The same goes for conspicuous consumption. Those who can afford it don’t think twice about it. Those who are stretching are stretching precisely to reflect a high net worth profile. They will be less conspicuous with their luxury goods because they will have fewer luxury goods.

Gene Hoffman
Gene Hoffman
15 years ago

In America–and in applicable elsewheres–both the rich and want-to-be-rich have been living large for so long that solvency feels like a sacrifice. Look at credit card records.

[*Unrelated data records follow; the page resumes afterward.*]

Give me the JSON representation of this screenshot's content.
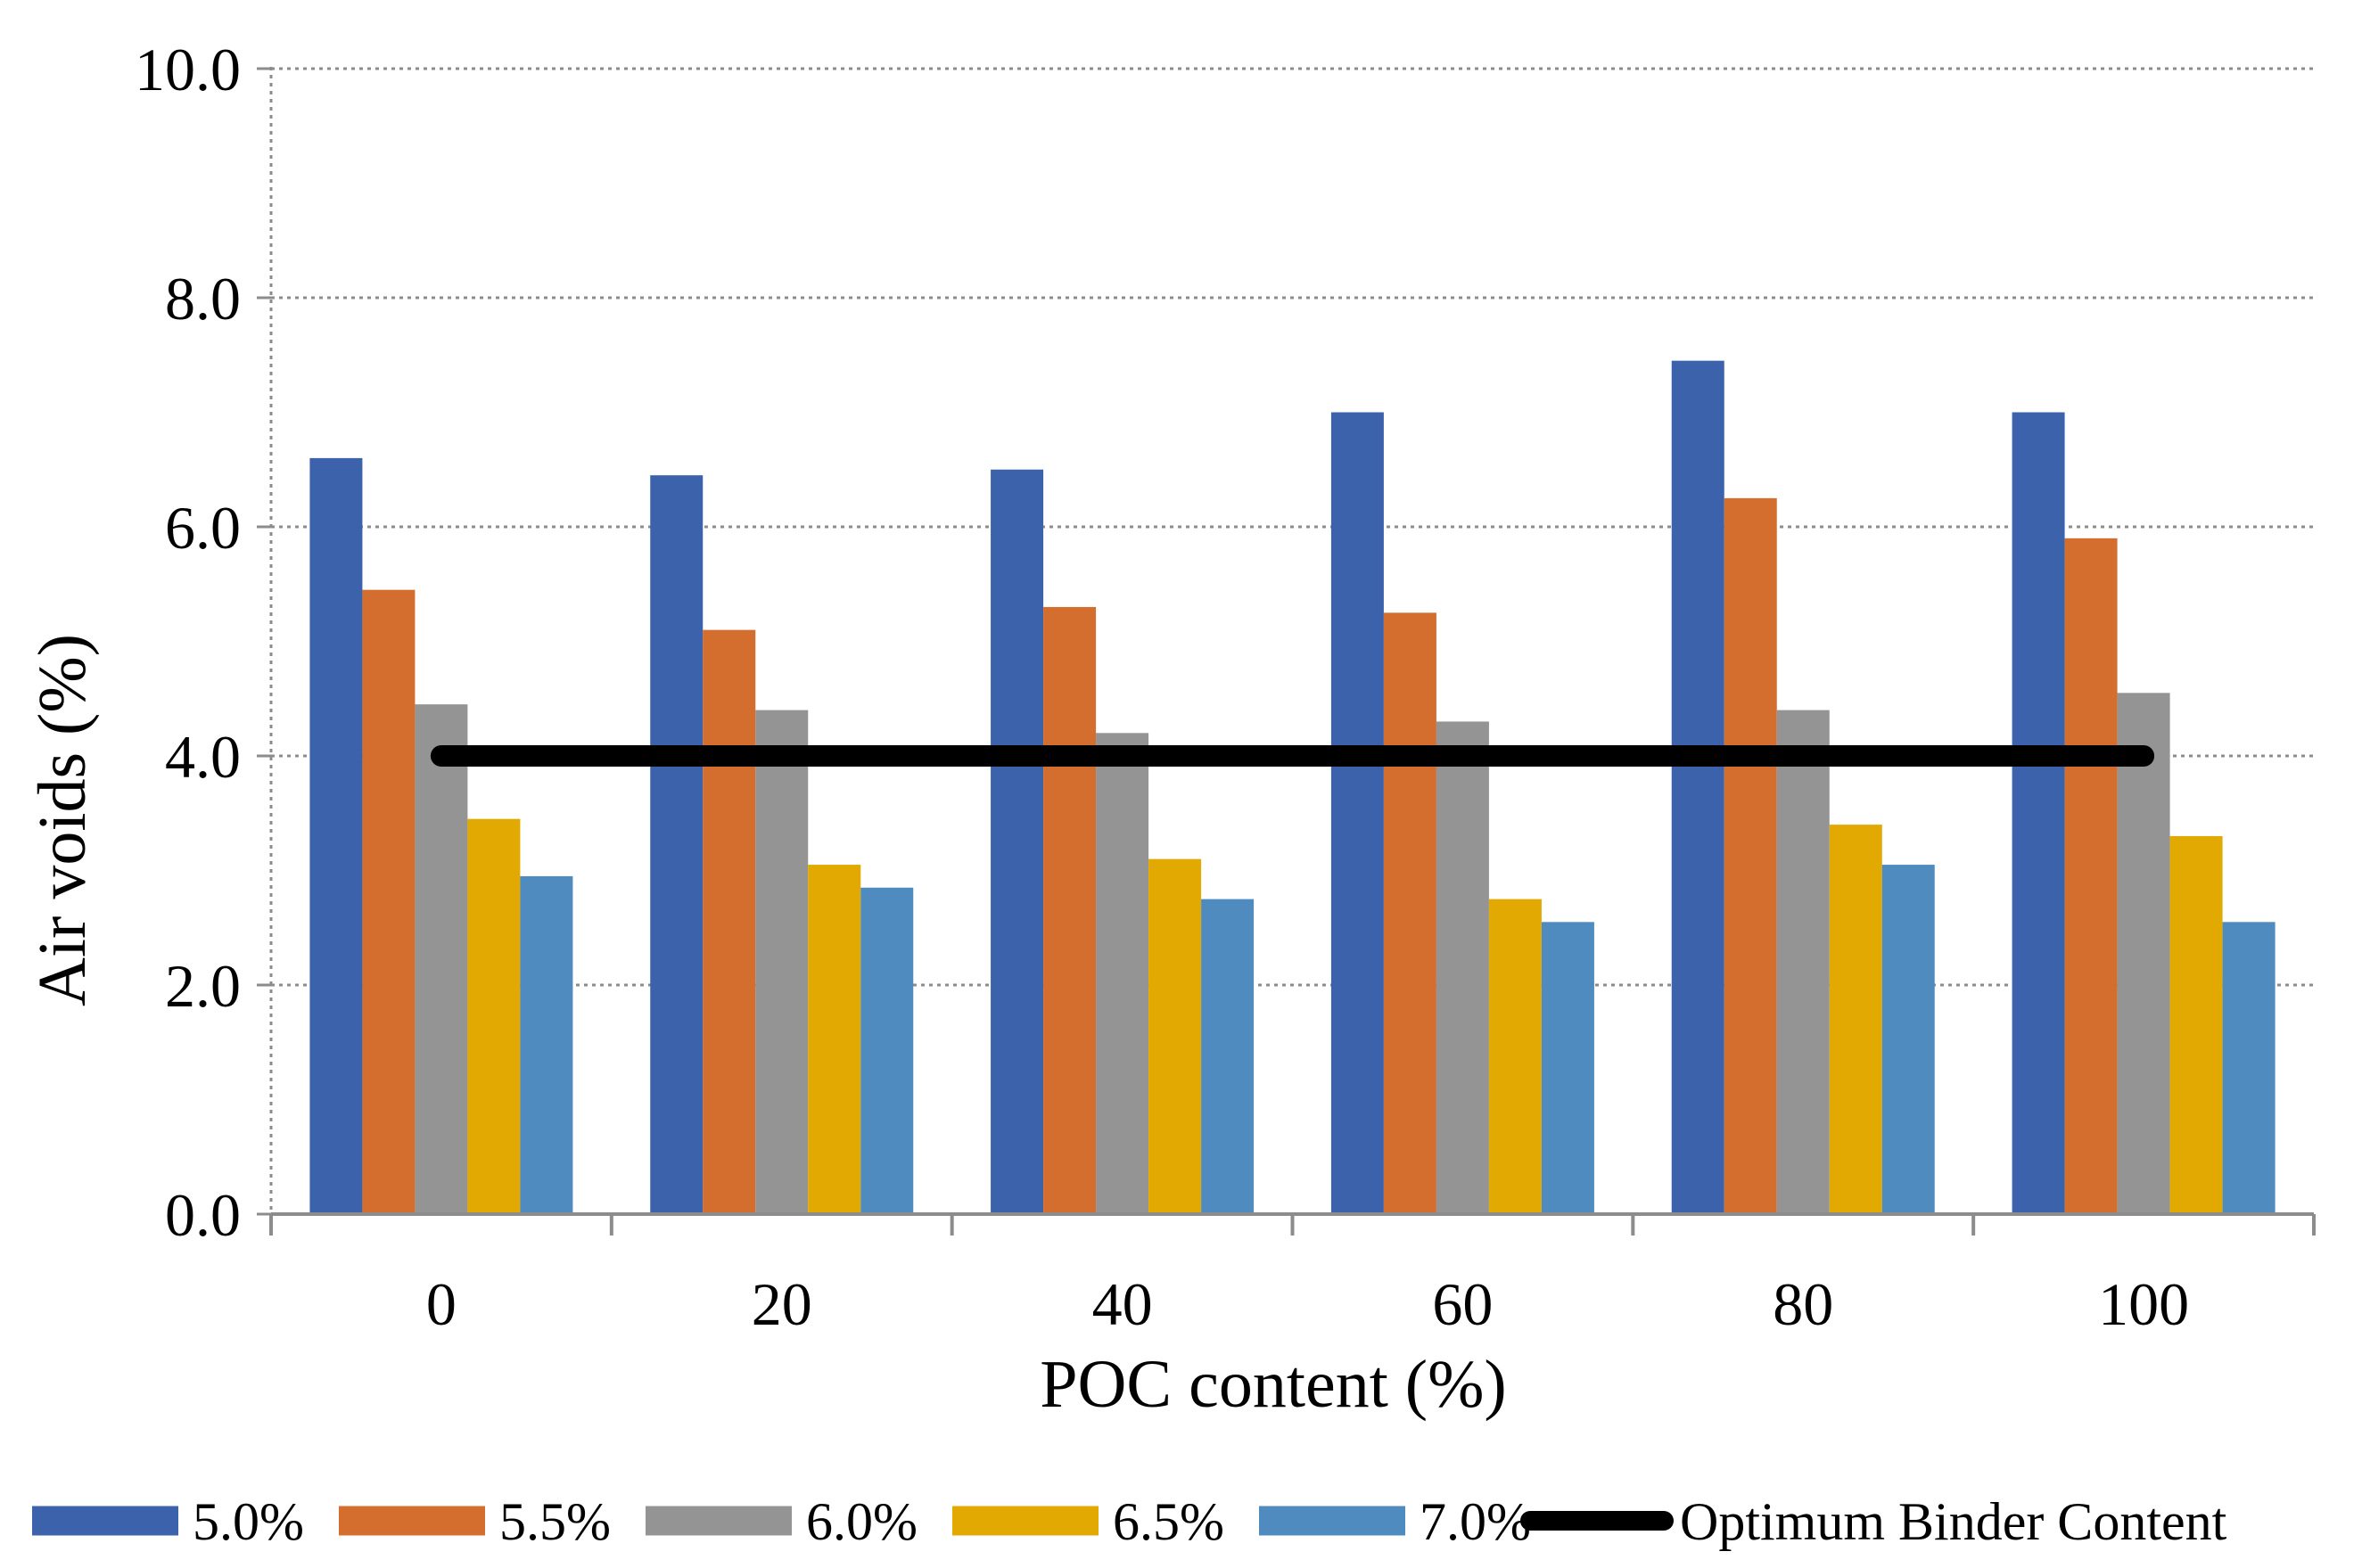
{
  "chart_data": {
    "type": "bar",
    "title": "",
    "xlabel": "POC content (%)",
    "ylabel": "Air voids (%)",
    "ylim": [
      0,
      10
    ],
    "yticks": [
      "0.0",
      "2.0",
      "4.0",
      "6.0",
      "8.0",
      "10.0"
    ],
    "categories": [
      "0",
      "20",
      "40",
      "60",
      "80",
      "100"
    ],
    "grid": "horizontal dotted",
    "legend_position": "bottom",
    "series": [
      {
        "name": "5.0%",
        "color": "#3c62ab",
        "values": [
          6.6,
          6.45,
          6.5,
          7.0,
          7.45,
          7.0
        ]
      },
      {
        "name": "5.5%",
        "color": "#d36e2e",
        "values": [
          5.45,
          5.1,
          5.3,
          5.25,
          6.25,
          5.9
        ]
      },
      {
        "name": "6.0%",
        "color": "#949494",
        "values": [
          4.45,
          4.4,
          4.2,
          4.3,
          4.4,
          4.55
        ]
      },
      {
        "name": "6.5%",
        "color": "#e1a901",
        "values": [
          3.45,
          3.05,
          3.1,
          2.75,
          3.4,
          3.3
        ]
      },
      {
        "name": "7.0%",
        "color": "#4f8bbf",
        "values": [
          2.95,
          2.85,
          2.75,
          2.55,
          3.05,
          2.55
        ]
      }
    ],
    "reference_line": {
      "name": "Optimum Binder Content",
      "color": "#000000",
      "value": 4.0
    }
  }
}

Global conditions will likely cause luxury consumers to be a bit more circumspect but they will conquer any unseemliness by rationalizing, “We shall live within our means, and fortunately we have so much means.” Yes, one less yacht may be sacrificed and a few less giant diamond rocks may not hit the credit cards, but save your pity for retailers catering to luxury consumers.

Phil Rubin
Phil Rubin
15 years ago

While luxury will see a decline as a business segment, from a customer perspective, there are clearly groups that will continue to spend. In discussions with a merchant serving the ultra-wealthy yesterday, they are not seeing a noticeable decline and in fact are seeing increases.

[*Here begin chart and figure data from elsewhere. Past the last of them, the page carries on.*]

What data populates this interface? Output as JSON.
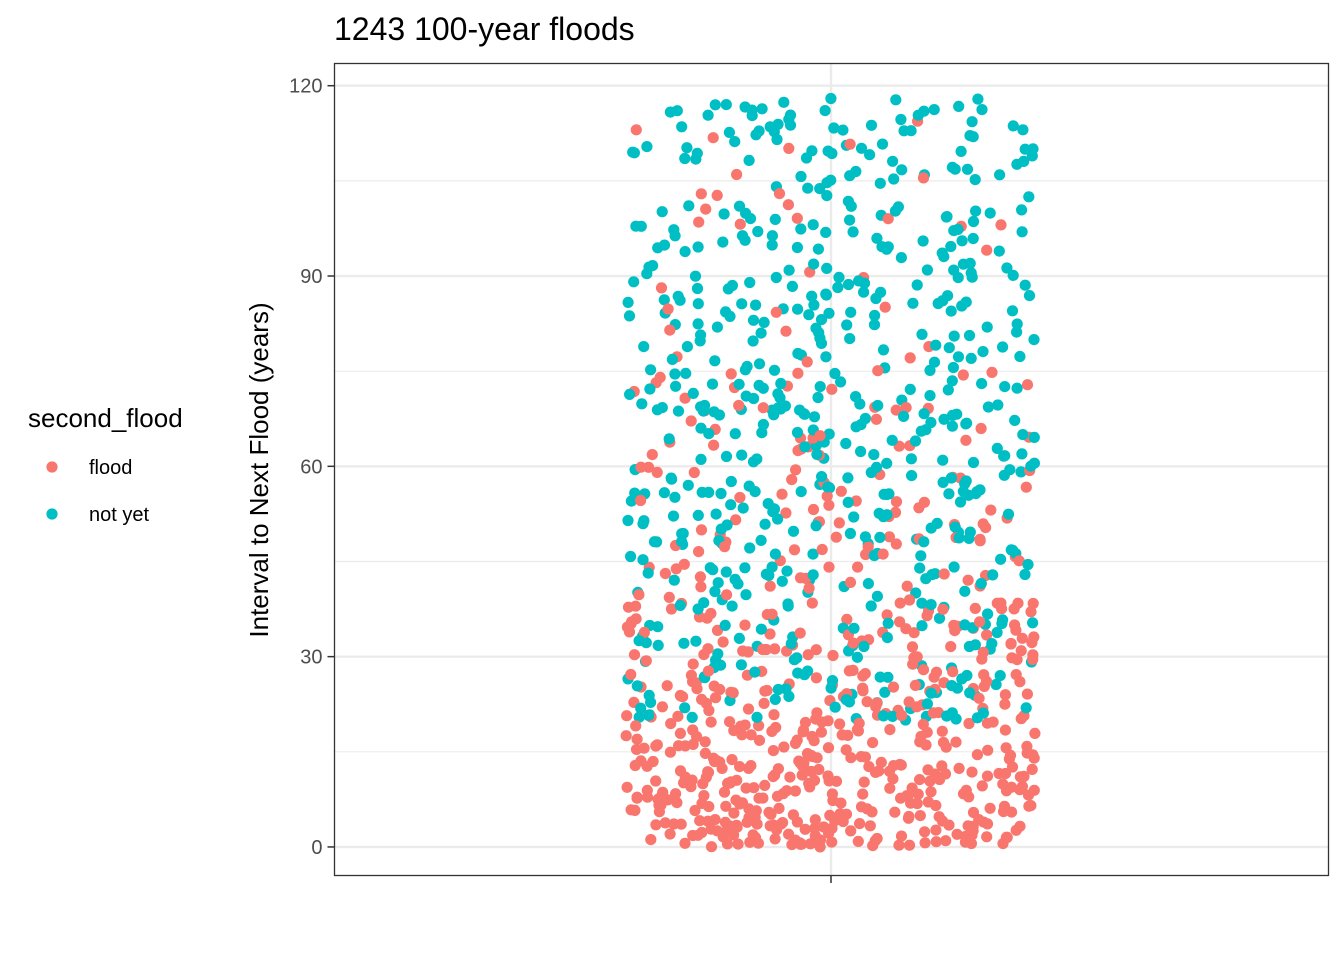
{
  "chart_data": {
    "type": "scatter",
    "title": "1243 100-year floods",
    "xlabel": "",
    "ylabel": "Interval to Next Flood (years)",
    "ylim": [
      -4.5,
      123.5
    ],
    "yticks": [
      0,
      30,
      60,
      90,
      120
    ],
    "grid": true,
    "jitter": true,
    "point_count": 1243,
    "legend": {
      "title": "second_flood",
      "placement": "left",
      "entries": [
        {
          "label": "flood",
          "color": "#F8766D"
        },
        {
          "label": "not yet",
          "color": "#00BFC4"
        }
      ]
    },
    "series": [
      {
        "name": "flood",
        "color": "#F8766D",
        "count": 641,
        "y_distribution": {
          "type": "exponential",
          "mean": 30,
          "max": 115
        }
      },
      {
        "name": "not yet",
        "color": "#00BFC4",
        "count": 602,
        "y_distribution": {
          "type": "uniform",
          "min": 20,
          "max": 118
        }
      }
    ]
  }
}
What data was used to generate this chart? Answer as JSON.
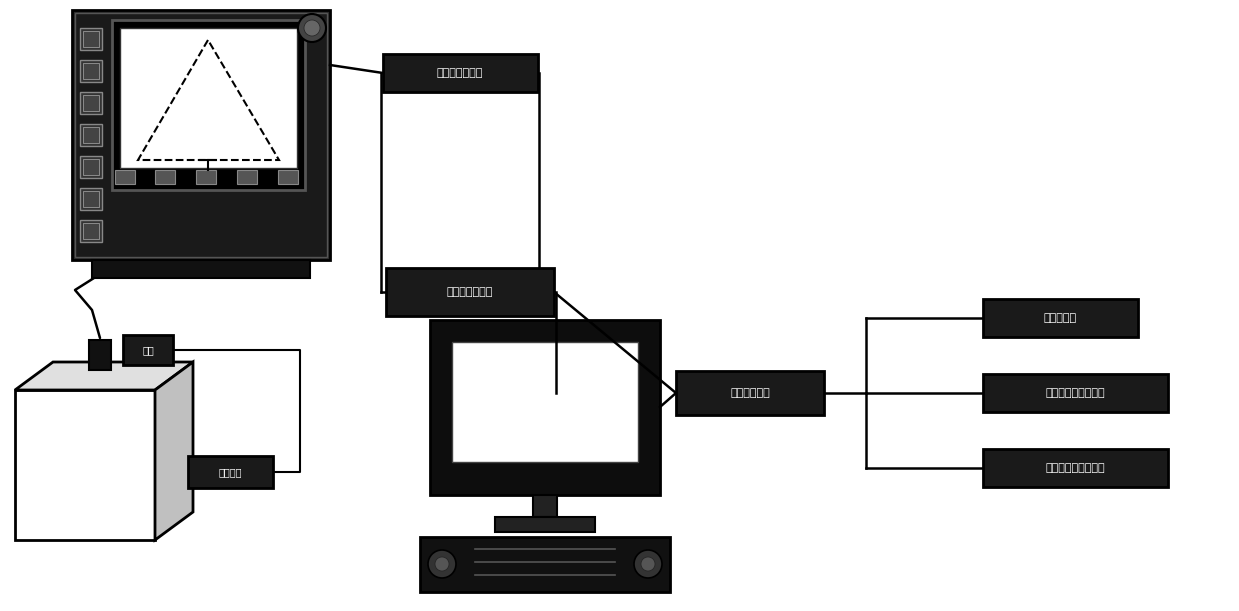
{
  "bg_color": "#ffffff",
  "box_fc": "#1a1a1a",
  "box_ec": "#000000",
  "line_color": "#000000",
  "labels": {
    "box1": "超声相控检测仪",
    "box2": "数据采集处理器",
    "box3": "图像处理系统",
    "box4": "图像预处理",
    "box5": "提取缺陷尺寸、面积",
    "box6": "三维建模、缺陷体积",
    "label_probe": "探头",
    "label_workpiece": "检测工件"
  },
  "figsize": [
    12.39,
    6.11
  ],
  "dpi": 100
}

While it is okay to make generalizations about the luxury “sector,” when you get more specific about groups of customers such generalizations become misleading. Hence it is now more important than ever that merchants at all levels know there customers and track their spending to see which groups are continuing to spend and which are not.

Paula Rosenblum
Paula Rosenblum
15 years ago

Speaking of bling, don’t forget that the price of gold and other precious metals has gone through the roof. It’s entirely possible that the pricing has reached the point of absurdity, even for the semi-rich.

W. Frank Dell II, CMC
W. Frank Dell II, CMC
15 years ago

Spending on luxury goods will likely be flat this year. Retailers should expect the mix or type merchandise purchased to change. Many of the big spending hedge fund and Wall Street people will not be receiving bonuses like last year.

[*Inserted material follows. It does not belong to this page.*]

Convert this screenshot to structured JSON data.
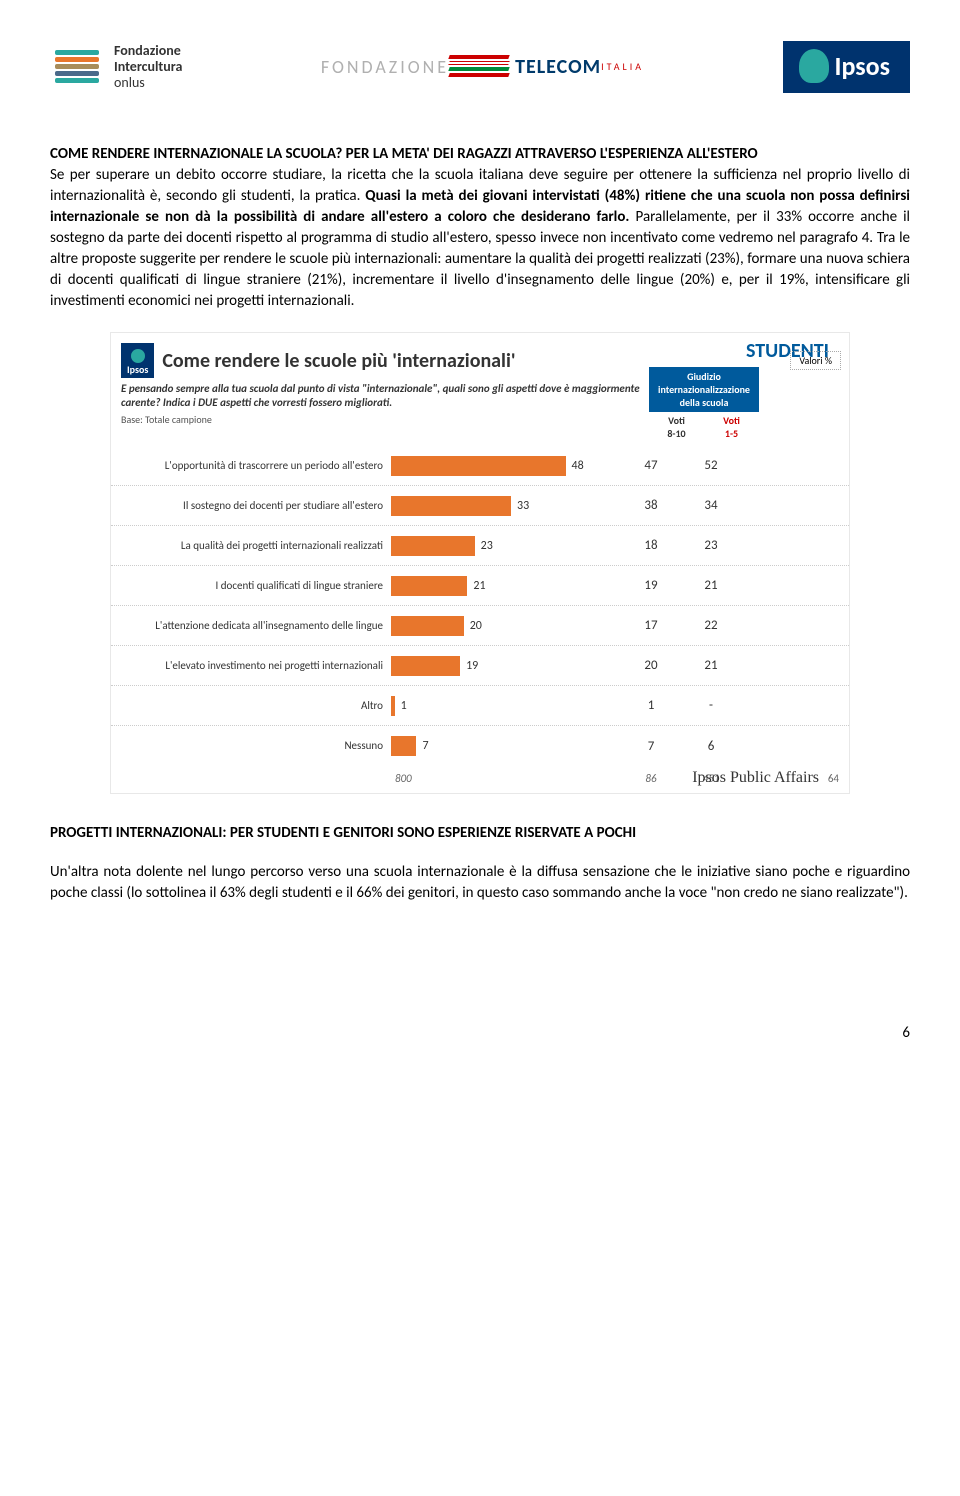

The mood in America is changing, so the spending will change. Expect to see more goods purchased for internal reward rather than external show. Expect some of the wealthy to purchase a high-end home theater rather than an exotic sports car. Some may purchase high value artwork rather than jewelry. Hiding wealth is not out in America, but there will likely be some adjustment this year.

Anne Howe
Anne Howe
15 years ago

Amen to Max. I agree totally. The root of the problem is a business system that hands out excess money that normal consumers cannot comprehend. When the roots are exposed to reveal fraud and plenty of government involvement in setting up practices to sustain it, there’s no way to feel good about having to scrimp, cut spending and reduce gifting to even your family.

David Biernbaum
David Biernbaum
15 years ago

Let’s not confuse the public perception of greed vs. wealth. Big difference in how the public perceives well-being from gluttony. Not every wealthy spender recently ripped off the American tax payer. The public will know the difference.

Max Goldberg
Max Goldberg
15 years ago

I don’t think that we are seeing anti-wealth sentiment. Rather, we are seeing a dialogue about executive pay, with an emphasis on fairness. Americans like things to be fair and executive pay, relevant to worker pay, has grown at a much faster rate. Many Americans want to bring it back into balance, to reestablish some sort of fairness.

Janet Dorenkott
Janet Dorenkott
15 years ago

Of course I think luxury spending will decrease. The stock market is down 44% from last year. People have to “resave” for retirement and college funds.

I also think that although people recognize the difference between greed and wealth, there is jealousy and a growing anger toward the top income earners. This is represented by the fact that no one seems to care that certain politicians want to raise taxes on small business owners earning over $250k even though they are the job creators. People don’t want to understand, they are angry at the greed and that sentiment is being spread to anyone in the upper income brackets.